The Russian military warned that a false-flag chemical attack staged by the rebels could occur at any time and be used as a pretext for Western missile strikes. A massive Turkish military convoy, consisting of more than 300 vehicles, including tanks, armored vehicles, and MLRS launchers, has entered Idlib from the province of Hatay.
Syria needs Idlib — the last stronghold of the jihadists and the shortest route from Latakia to Aleppo. The M5 international highway crosses Idlib, linking Turkey and Jordan through Aleppo and Damascus. Control of the province would greatly facilitate the negotiations with the Kurds and strengthen Syria’s position at the UN-brokered Geneva talks. If the negotiation process succeeds, the only territories left to liberate would be the zone controlled by the US, such as the al-Tanf military base and the surrounding area, the northern parts of the country under Turkish control, and small chunks of land still held by ISIS.

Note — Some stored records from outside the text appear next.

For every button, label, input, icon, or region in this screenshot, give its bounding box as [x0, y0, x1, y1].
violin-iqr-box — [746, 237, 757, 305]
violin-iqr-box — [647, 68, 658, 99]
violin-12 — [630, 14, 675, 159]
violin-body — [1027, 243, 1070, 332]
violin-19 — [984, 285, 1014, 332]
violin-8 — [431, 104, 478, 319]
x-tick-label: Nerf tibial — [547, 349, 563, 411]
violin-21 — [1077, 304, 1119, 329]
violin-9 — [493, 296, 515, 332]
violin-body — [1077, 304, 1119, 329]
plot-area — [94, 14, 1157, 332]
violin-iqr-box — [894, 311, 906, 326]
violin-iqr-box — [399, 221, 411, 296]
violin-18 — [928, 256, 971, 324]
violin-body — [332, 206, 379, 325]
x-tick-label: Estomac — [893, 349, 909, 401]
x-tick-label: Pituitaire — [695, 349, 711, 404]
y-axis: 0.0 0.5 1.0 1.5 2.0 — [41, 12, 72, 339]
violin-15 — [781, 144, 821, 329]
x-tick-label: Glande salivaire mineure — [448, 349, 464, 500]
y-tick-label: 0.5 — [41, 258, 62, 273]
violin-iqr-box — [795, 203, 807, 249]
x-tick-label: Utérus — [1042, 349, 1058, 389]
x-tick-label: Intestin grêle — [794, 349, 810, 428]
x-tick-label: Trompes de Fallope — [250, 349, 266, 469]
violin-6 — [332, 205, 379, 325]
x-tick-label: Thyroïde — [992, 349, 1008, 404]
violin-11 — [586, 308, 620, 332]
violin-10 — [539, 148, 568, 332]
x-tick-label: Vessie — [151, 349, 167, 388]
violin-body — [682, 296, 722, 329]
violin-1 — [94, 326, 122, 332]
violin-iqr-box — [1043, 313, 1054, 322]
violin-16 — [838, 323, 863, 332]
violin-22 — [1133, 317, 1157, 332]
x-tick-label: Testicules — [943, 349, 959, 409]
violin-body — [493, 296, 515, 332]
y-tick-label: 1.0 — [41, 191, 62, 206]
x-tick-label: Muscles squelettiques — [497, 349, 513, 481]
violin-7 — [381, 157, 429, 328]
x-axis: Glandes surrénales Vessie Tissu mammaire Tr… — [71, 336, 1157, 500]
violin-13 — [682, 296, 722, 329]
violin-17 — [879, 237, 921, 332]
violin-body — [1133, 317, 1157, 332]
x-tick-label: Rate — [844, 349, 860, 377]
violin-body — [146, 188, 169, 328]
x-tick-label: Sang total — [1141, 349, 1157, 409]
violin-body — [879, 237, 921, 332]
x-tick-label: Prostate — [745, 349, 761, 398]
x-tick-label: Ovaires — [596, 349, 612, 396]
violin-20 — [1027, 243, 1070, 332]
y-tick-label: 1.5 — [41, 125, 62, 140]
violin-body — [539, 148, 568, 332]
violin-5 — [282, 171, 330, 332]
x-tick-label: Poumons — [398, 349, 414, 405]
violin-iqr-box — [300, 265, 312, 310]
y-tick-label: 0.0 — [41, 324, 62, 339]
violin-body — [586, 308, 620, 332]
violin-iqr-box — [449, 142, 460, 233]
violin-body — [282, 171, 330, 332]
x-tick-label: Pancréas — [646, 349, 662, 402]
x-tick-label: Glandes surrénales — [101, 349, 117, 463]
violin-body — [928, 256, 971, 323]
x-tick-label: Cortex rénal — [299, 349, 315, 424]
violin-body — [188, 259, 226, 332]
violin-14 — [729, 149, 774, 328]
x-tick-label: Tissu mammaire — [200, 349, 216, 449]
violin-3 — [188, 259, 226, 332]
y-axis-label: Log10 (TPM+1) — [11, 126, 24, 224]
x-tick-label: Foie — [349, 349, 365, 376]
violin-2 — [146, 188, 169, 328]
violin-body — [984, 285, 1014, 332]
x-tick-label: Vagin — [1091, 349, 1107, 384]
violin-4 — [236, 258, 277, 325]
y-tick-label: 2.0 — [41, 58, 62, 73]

Turkey opposes the idea of an Idlib offensive. It wants assurances for the groups in Idlib under its control and it doesn’t want an influx of refugees. These controversial issues can be tackled with Russia as a mediator. Turkey, Iran, and Russia did not agree on everything at the recent summit in Tehran, but the West’s hopes that they would go their separate ways, or even clash in Idlib, have been dashed.